|Summary:||Harden TCB against stack protector bypass via overwrite of stack_guard|
|Product:||glibc||Reporter:||Ilya Smith <blackzert>|
|Component:||nptl||Assignee:||Not yet assigned to anyone <unassigned>|
|Severity:||enhancement||CC:||blackzert, carlos, drepper.fsp, fweimer, kamleshbhalui, rwmacleod, yann|
|Attachments:||Proof Of Concept|
Description Ilya Smith 2018-02-16 12:09:04 UTC
Created attachment 10825 [details] Proof Of Concept Stack protector ("canary") should protect application from been exploited by stack-based buffer overflows. It is placed on stack frame in function prologue and checked with some trusted value in function epilogue. For x86 and x86-64 architecture canary value is located in structure 'tcbhead_t' field 'stack_guard'. Special register ('gs' for i386 and 'fs' for x86-64) keeps pointer to this structure. tcbhead_t.stack_guard compared with one on stack to detect stack smashing. If application create new thread with pthread_create() function, tcbhead_t structure will be placed on the top of the stack thread, so stack canary protection could be easily bypassed - attacker just need to overflow enough bytes to rewrite tcbhead_t.stack_guard with controllable value. tcbhead_t should be removed from stack and allocated in separate region. Another good improvement here would be to generate new canary value for any thread. For now stack canary is the same as main thread and never changed.
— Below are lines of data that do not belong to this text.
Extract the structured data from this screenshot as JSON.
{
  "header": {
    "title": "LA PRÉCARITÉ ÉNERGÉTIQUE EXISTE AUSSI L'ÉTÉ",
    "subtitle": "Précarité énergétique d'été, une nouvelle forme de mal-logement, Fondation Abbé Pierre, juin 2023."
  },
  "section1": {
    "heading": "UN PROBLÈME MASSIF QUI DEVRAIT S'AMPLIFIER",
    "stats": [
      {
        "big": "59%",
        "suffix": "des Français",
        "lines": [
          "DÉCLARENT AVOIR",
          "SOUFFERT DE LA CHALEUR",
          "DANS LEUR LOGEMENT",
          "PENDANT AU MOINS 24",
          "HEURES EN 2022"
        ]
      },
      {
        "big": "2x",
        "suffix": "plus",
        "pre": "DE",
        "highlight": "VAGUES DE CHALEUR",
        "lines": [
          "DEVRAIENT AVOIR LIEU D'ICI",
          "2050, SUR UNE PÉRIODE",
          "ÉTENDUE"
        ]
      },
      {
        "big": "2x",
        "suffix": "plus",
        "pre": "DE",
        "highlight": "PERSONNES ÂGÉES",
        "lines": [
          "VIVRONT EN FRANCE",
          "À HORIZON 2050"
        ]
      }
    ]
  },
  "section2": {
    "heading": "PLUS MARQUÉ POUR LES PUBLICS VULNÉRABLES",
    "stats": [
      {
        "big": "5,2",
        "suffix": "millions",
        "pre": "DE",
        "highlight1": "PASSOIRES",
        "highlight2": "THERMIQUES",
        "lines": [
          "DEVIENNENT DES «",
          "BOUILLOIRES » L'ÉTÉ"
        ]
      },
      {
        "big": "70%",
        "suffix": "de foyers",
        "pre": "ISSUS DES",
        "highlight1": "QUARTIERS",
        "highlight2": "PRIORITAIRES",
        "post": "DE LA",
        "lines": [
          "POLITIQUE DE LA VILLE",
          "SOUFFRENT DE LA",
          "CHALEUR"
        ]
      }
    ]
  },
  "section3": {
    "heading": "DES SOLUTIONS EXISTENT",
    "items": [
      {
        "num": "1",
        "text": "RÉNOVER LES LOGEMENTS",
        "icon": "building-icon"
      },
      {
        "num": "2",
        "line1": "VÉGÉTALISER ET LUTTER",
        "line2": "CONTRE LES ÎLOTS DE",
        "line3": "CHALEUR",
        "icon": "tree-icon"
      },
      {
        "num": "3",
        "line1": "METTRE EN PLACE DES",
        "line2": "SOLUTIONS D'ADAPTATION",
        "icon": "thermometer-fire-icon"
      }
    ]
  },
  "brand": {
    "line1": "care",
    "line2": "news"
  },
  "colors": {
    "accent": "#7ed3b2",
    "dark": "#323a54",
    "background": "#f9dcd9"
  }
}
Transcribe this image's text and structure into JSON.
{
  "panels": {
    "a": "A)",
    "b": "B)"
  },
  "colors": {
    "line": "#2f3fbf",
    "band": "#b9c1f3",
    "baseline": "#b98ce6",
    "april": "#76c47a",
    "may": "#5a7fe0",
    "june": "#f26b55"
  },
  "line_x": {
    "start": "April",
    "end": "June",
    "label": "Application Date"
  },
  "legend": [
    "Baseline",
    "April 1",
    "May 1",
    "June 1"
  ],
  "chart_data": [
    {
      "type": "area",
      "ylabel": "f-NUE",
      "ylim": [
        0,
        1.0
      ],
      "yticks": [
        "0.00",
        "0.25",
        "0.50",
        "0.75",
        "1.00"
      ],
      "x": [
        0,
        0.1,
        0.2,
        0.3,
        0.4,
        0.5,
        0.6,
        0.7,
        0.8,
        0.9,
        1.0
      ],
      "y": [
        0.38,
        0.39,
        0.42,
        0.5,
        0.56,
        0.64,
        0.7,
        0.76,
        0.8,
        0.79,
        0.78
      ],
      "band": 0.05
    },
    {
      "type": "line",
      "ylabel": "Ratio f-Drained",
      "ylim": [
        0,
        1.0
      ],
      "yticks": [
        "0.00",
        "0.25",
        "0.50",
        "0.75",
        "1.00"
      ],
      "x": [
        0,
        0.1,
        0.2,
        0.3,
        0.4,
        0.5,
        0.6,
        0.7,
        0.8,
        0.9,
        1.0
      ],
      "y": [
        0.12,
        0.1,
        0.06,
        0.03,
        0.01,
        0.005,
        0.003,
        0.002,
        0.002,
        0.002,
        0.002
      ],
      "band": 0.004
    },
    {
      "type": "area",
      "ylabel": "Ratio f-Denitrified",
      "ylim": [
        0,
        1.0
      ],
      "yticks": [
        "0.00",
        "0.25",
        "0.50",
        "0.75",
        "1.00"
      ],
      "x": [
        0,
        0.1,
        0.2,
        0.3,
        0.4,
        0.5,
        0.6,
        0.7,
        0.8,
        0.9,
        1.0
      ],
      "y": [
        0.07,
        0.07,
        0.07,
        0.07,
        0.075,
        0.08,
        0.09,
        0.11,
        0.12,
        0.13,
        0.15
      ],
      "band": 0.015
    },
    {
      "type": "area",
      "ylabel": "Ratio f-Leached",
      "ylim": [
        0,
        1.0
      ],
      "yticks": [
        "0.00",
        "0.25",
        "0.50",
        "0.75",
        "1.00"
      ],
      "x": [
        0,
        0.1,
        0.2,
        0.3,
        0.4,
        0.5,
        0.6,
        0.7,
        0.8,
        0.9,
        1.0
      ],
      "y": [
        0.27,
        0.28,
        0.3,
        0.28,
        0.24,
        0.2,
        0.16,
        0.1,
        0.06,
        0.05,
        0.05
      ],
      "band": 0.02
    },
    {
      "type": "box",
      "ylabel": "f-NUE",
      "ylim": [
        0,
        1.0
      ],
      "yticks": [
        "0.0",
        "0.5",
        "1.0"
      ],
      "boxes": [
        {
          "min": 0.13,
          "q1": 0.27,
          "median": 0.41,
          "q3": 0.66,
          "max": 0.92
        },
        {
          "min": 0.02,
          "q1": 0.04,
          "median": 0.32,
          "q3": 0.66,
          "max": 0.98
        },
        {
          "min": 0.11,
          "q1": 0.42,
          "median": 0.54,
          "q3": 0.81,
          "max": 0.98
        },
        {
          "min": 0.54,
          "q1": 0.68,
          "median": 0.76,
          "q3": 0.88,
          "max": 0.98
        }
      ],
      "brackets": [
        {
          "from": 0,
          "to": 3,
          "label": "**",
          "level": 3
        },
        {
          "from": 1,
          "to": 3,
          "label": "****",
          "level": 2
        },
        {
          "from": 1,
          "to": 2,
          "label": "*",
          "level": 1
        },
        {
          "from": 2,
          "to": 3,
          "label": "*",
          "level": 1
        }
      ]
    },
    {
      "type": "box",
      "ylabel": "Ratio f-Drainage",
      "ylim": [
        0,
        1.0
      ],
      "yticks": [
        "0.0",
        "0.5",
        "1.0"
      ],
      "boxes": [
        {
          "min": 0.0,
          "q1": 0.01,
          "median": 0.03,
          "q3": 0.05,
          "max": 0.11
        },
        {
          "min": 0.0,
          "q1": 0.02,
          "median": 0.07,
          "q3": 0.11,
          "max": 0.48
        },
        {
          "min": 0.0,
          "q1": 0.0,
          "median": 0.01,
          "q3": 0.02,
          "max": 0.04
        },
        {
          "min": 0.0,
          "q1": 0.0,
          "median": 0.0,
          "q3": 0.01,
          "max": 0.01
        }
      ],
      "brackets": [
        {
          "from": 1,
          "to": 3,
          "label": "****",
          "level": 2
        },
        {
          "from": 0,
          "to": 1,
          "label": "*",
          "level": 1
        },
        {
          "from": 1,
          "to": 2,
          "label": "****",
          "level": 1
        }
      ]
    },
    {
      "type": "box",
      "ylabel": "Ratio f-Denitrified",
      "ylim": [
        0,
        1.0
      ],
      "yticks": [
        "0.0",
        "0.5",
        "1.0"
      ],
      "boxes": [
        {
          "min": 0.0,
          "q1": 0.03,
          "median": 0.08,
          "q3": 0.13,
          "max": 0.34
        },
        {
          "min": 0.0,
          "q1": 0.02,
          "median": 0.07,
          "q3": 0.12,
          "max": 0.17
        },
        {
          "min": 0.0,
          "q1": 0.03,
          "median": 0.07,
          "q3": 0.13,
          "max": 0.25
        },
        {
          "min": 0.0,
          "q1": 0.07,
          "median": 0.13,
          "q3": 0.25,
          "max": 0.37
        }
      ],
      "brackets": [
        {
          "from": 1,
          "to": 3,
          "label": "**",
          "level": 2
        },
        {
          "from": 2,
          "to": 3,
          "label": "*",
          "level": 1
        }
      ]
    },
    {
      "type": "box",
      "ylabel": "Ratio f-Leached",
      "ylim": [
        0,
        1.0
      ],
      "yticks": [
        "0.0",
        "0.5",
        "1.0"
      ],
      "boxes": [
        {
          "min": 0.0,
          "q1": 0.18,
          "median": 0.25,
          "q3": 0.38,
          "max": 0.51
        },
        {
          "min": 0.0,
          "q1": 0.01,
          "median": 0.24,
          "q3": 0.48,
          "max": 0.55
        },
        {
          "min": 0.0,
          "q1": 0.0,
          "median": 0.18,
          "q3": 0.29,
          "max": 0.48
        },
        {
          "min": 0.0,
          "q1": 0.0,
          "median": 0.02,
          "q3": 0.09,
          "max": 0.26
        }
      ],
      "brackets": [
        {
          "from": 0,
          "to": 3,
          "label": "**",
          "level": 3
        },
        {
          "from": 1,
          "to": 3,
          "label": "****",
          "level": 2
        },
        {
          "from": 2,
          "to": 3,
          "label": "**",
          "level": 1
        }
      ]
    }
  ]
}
Comment 1 Carlos O'Donell 2018-02-19 05:02:46 UTC
This is a "known issue" and has been reported several times in the past, including this 2013 public post on exactly this issue of TCB overwrite and stack canary changing: "TCB overwrite" http://bases-hacking.org/tcb-overwrite.html I agree with both of your comments, that moving the TCB away from the stack would help, and so would changing the canary value more often. Though these would require more consideration since the have an impact on core structures and algorithms. I'm marking this as an 'enhancement' bug.
Comment 2 Ilya Smith 2018-02-28 14:51:53 UTC
Hello! If I understand correct from here https://sourceware.org/glibc/wiki/Bugzilla%20Procedures, flag security- means non security bug. But this one is about SECURITY. So in my opinion this issue is security+. You may fix it as enhancement, but this would be a security enhancement. You may not fix it at all but your users are still under risk. This http://bases-hacking.org/tcb-overwrite.html is not a report. This bug just described one more time. But it was reported now and here. If I am wrong, please mark this bug as duplicate and provide a link on the previous ticket. Thanks
Comment 3 Carlos O'Donell 2018-02-28 16:03:49 UTC
(In reply to Ilya Smith from comment #2) > If I understand correct from here > https://sourceware.org/glibc/wiki/Bugzilla%20Procedures, flag security- > means non security bug. But this one is about SECURITY. So in my opinion > this issue is security+. Please review this document: https://sourceware.org/glibc/wiki/Security%20Process#What_is_a_security_bug.3F For this to be a security bug it has to meet the criteria we set out in that process for classifying security defects. As of today this issue is *not* considered a security issue, it is a post-attack mitigation, and we try to make that distinction very clear. We absolutely want to fix this, and improve the hardening the library has, but it must be weighed against other work that is being done in the project. Yes, overall, we discuss these issues under the broader umbrella term of "security", but we try to categorize our response based on exactly how the flaw plays into the various phases of attack or post-attack. I hope this explanation helps.